Spheres consisted of mirror-polished stainless-steel sculptures. Half of the sculpture remains bare metal; a convex mirror displaying fascinating reflections of the surrounding space. The other half reflects an oil painting painted directly on the stainless-steel itself. The paintings are of expressive figurative subjects. In this strikingly natural symbiosis, painting factually and virtually conquers the 3rd dimension, fluctuating and offering multiple points of view. Resting simply on the floor without a base, the spheres can be turned in any direction. The faces painted upon them can be looked at from a variety of perspectives, whereby their expressions seem to change according to the beholder’s standpoint.

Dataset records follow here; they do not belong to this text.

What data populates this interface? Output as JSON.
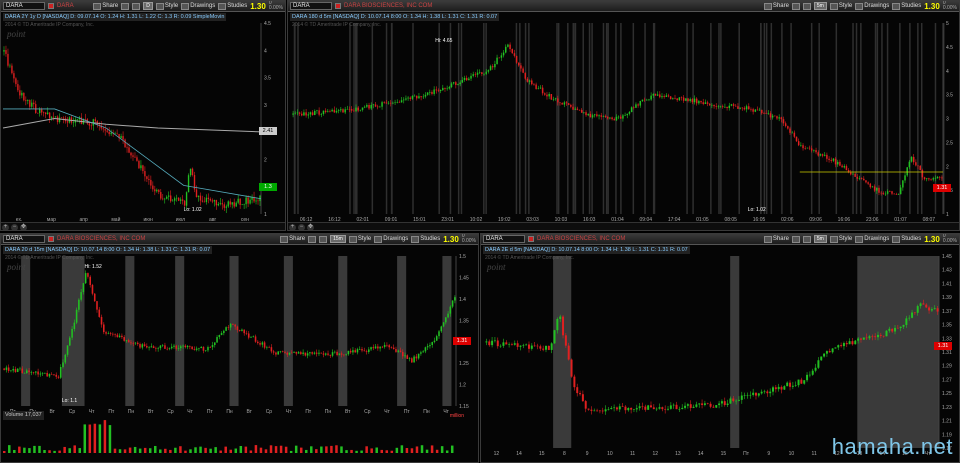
{
  "panels": [
    {
      "symbol": "DARA",
      "company": "DARA",
      "info": "DARA 2Y 1y D [NASDAQ]  D: 09.07.14  O: 1.24  H: 1.31  L: 1.22  C: 1.3  R: 0.09  SimpleMovin",
      "tf": "D",
      "price": "1.30",
      "chg_top": "0",
      "chg_bot": "0.00%",
      "license": "2014 © TD Ameritrade IP Company, Inc.",
      "tags": [
        "2.41",
        "1.3"
      ],
      "annotations": [
        "Lo: 1.02"
      ],
      "xlabels": [
        "ex.",
        "мар",
        "апр",
        "май",
        "июн",
        "июл",
        "авг",
        "сен"
      ]
    },
    {
      "symbol": "DARA",
      "company": "DARA BIOSCIENCES, INC COM",
      "info": "DARA 180 d 5m [NASDAQ]  D: 10.07.14 8:00  O: 1.34  H: 1.38  L: 1.31  C: 1.31  R: 0.07",
      "tf": "5m",
      "price": "1.30",
      "chg_top": "0",
      "chg_bot": "0.00%",
      "license": "2014 © TD Ameritrade IP Company, Inc.",
      "tags": [
        "1.31"
      ],
      "annotations": [
        "Hi: 4.65",
        "Lo: 1.02"
      ],
      "xlabels": [
        "06:12",
        "16:12",
        "02:01",
        "09:01",
        "15:01",
        "23:01",
        "10:02",
        "19:02",
        "03:03",
        "10:03",
        "16:03",
        "01:04",
        "09:04",
        "17:04",
        "01:05",
        "08:05",
        "16:05",
        "02:06",
        "09:06",
        "16:06",
        "23:06",
        "01:07",
        "08:07"
      ]
    },
    {
      "symbol": "DARA",
      "company": "DARA BIOSCIENCES, INC COM",
      "info": "DARA 20 d 15m [NASDAQ]  D: 10.07.14 8:00  O: 1.34  H: 1.38  L: 1.31  C: 1.31  R: 0.07",
      "tf": "15m",
      "price": "1.30",
      "chg_top": "0",
      "chg_bot": "0.00%",
      "license": "2014 © TD Ameritrade IP Company, Inc.",
      "tags": [
        "1.31"
      ],
      "annotations": [
        "Hi: 1.52",
        "Lo: 1.1"
      ],
      "volume_label": "Volume  17,037",
      "volume_unit": "million",
      "xlabels": [
        "Пт",
        "Пн",
        "Вт",
        "Ср",
        "Чт",
        "Пт",
        "Пн",
        "Вт",
        "Ср",
        "Чт",
        "Пт",
        "Пн",
        "Вт",
        "Ср",
        "Чт",
        "Пт",
        "Пн",
        "Вт",
        "Ср",
        "Чт",
        "Пт",
        "Пн",
        "Чт"
      ]
    },
    {
      "symbol": "DARA",
      "company": "DARA BIOSCIENCES, INC COM",
      "info": "DARA 2E d 5m [NASDAQ]  D: 10.07.14 8:00  O: 1.34  H: 1.38  L: 1.31  C: 1.31  R: 0.07",
      "tf": "5m",
      "price": "1.30",
      "chg_top": "0",
      "chg_bot": "0.00%",
      "license": "2014 © TD Ameritrade IP Company, Inc.",
      "tags": [
        "1.31"
      ],
      "xlabels": [
        "12",
        "14",
        "15",
        "8",
        "9",
        "10",
        "11",
        "12",
        "13",
        "14",
        "15",
        "Пт",
        "9",
        "10",
        "11",
        "12",
        "13",
        "14",
        "15",
        "Чт"
      ]
    }
  ],
  "toolbar": {
    "share": "Share",
    "style": "Style",
    "drawings": "Drawings",
    "studies": "Studies"
  },
  "watermark": "hamaha.net",
  "logo": "point",
  "colors": {
    "up": "#22c022",
    "down": "#e02020",
    "session_shade": "#3a3a3a",
    "price_tag": "#d00000",
    "accent": "#ffff00"
  }
}
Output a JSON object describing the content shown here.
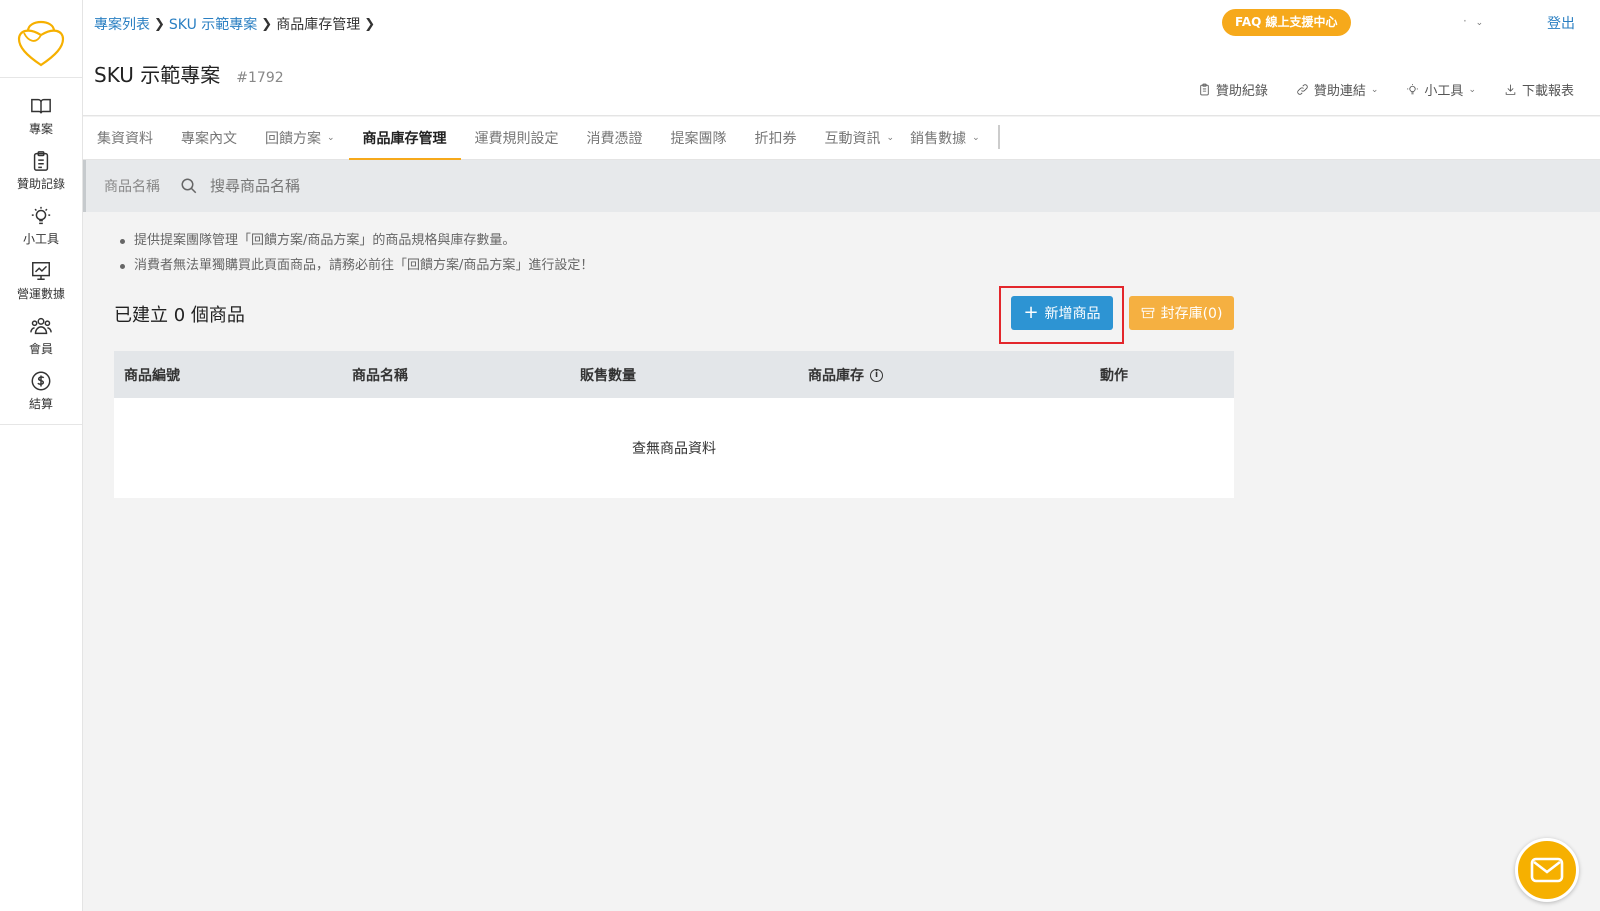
{
  "sidebar": {
    "logo": "logo",
    "items": [
      {
        "label": "專案",
        "icon": "book-icon"
      },
      {
        "label": "贊助記錄",
        "icon": "clipboard-icon"
      },
      {
        "label": "小工具",
        "icon": "lightbulb-icon"
      },
      {
        "label": "營運數據",
        "icon": "chart-icon"
      },
      {
        "label": "會員",
        "icon": "users-icon"
      },
      {
        "label": "結算",
        "icon": "dollar-icon"
      }
    ]
  },
  "header": {
    "breadcrumb": [
      "專案列表",
      "SKU 示範專案",
      "商品庫存管理"
    ],
    "faq_label": "FAQ 線上支援中心",
    "user_menu": "·",
    "logout_label": "登出",
    "title": "SKU 示範專案",
    "project_id": "#1792",
    "tools": [
      {
        "label": "贊助紀錄",
        "icon": "clipboard-icon"
      },
      {
        "label": "贊助連結",
        "icon": "link-icon"
      },
      {
        "label": "小工具",
        "icon": "lightbulb-icon"
      },
      {
        "label": "下載報表",
        "icon": "download-icon"
      }
    ]
  },
  "tabs": [
    {
      "label": "集資資料"
    },
    {
      "label": "專案內文"
    },
    {
      "label": "回饋方案"
    },
    {
      "label": "商品庫存管理"
    },
    {
      "label": "運費規則設定"
    },
    {
      "label": "消費憑證"
    },
    {
      "label": "提案團隊"
    },
    {
      "label": "折扣券"
    },
    {
      "label": "互動資訊"
    },
    {
      "label": "銷售數據"
    }
  ],
  "search": {
    "label": "商品名稱",
    "placeholder": "搜尋商品名稱"
  },
  "notes": [
    "提供提案團隊管理「回饋方案/商品方案」的商品規格與庫存數量。",
    "消費者無法單獨購買此頁面商品，請務必前往「回饋方案/商品方案」進行設定！"
  ],
  "product_count_text": "已建立 0 個商品",
  "add_button_label": "新增商品",
  "archive_button_label": "封存庫(0)",
  "table": {
    "columns": [
      "商品編號",
      "商品名稱",
      "販售數量",
      "商品庫存",
      "動作"
    ],
    "empty_text": "查無商品資料"
  },
  "colors": {
    "accent": "#f6a91b",
    "primary": "#2d94d3",
    "link": "#2a7fc2",
    "highlight": "#e3262b"
  }
}
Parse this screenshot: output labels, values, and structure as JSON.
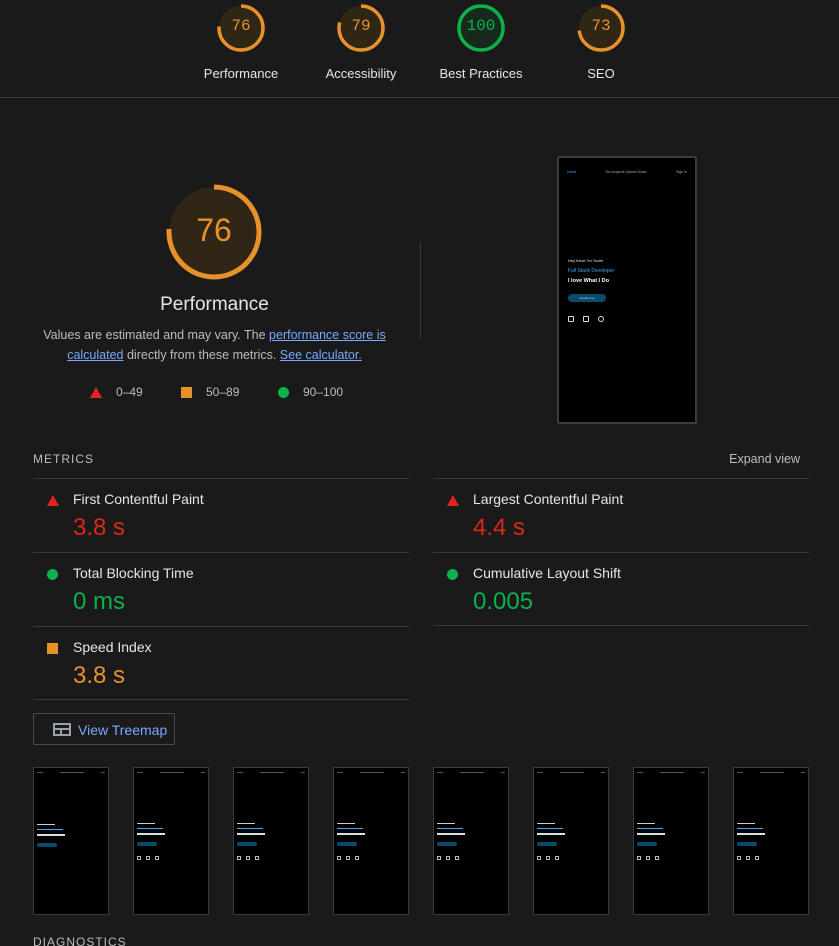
{
  "top_scores": [
    {
      "label": "Performance",
      "score": "76",
      "color": "#e8912a",
      "fraction": 0.76
    },
    {
      "label": "Accessibility",
      "score": "79",
      "color": "#e8912a",
      "fraction": 0.79
    },
    {
      "label": "Best Practices",
      "score": "100",
      "color": "#0cb14a",
      "fraction": 1.0
    },
    {
      "label": "SEO",
      "score": "73",
      "color": "#e8912a",
      "fraction": 0.73
    }
  ],
  "performance": {
    "score": "76",
    "fraction": 0.76,
    "title": "Performance",
    "desc_pre": "Values are estimated and may vary. The ",
    "desc_link1": "performance score is calculated",
    "desc_mid": " directly from these metrics. ",
    "desc_link2": "See calculator."
  },
  "legend": [
    {
      "shape": "triangle",
      "range": "0–49",
      "color": "#e0261c"
    },
    {
      "shape": "square",
      "range": "50–89",
      "color": "#e8912a"
    },
    {
      "shape": "circle",
      "range": "90–100",
      "color": "#0cb14a"
    }
  ],
  "preview": {
    "logo": "Home",
    "nav_links": [
      "Our projects",
      "Games",
      "Music"
    ],
    "nav_right": "Sign In",
    "greeting": "Hey there I'm Yuder",
    "role": "Full Stack Developer",
    "tagline": "I love What I Do",
    "cta": "Contact me"
  },
  "metrics": {
    "heading": "METRICS",
    "expand_label": "Expand view",
    "items": [
      {
        "name": "First Contentful Paint",
        "value": "3.8 s",
        "status": "red"
      },
      {
        "name": "Largest Contentful Paint",
        "value": "4.4 s",
        "status": "red"
      },
      {
        "name": "Total Blocking Time",
        "value": "0 ms",
        "status": "green"
      },
      {
        "name": "Cumulative Layout Shift",
        "value": "0.005",
        "status": "green"
      },
      {
        "name": "Speed Index",
        "value": "3.8 s",
        "status": "orange"
      }
    ]
  },
  "treemap_label": "View Treemap",
  "diagnostics_heading": "DIAGNOSTICS",
  "colors": {
    "bg": "#1a1a1a",
    "orange": "#e8912a",
    "green": "#0cb14a",
    "red": "#e0261c",
    "link": "#78a9ff"
  }
}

In Herbst’s Hidden Treasures series, the painted image is sometimes only visible in its reflection. This series forces the beholder to view the faces primarily in the reflections created by the complex deformations and folds of the aluminum upon which they are painted. On account of the bends and irregularities of the mirrored surface, they appear distorted and animated. The physicality of the painted surface becomes immaterial, enabling the normally static and unchanging medium of painting to advance into a mutable, dynamic dimension.
In a reflection on Vermeer, the curves and bends of the support also open up unexpected perspectives. There is only a single standpoint from which the famous face of the Girl with the Pearl Earring is “right”. When the beholder moves, it begins to stretch, condense or dissolve.
Martin C. Herbst pushes the limits of traditional painting. Most of his delicately executed paintings expand to the third dimension without denying their two-dimensional origin. over the last decades, he devoted his attention, more or less exclusively, to the human image. His work demonstrates an innovative and unconventional approach to the portrait and to painting in general, which the artist liberates from its bondage to the two-dimensional surface, conquering the third dimension.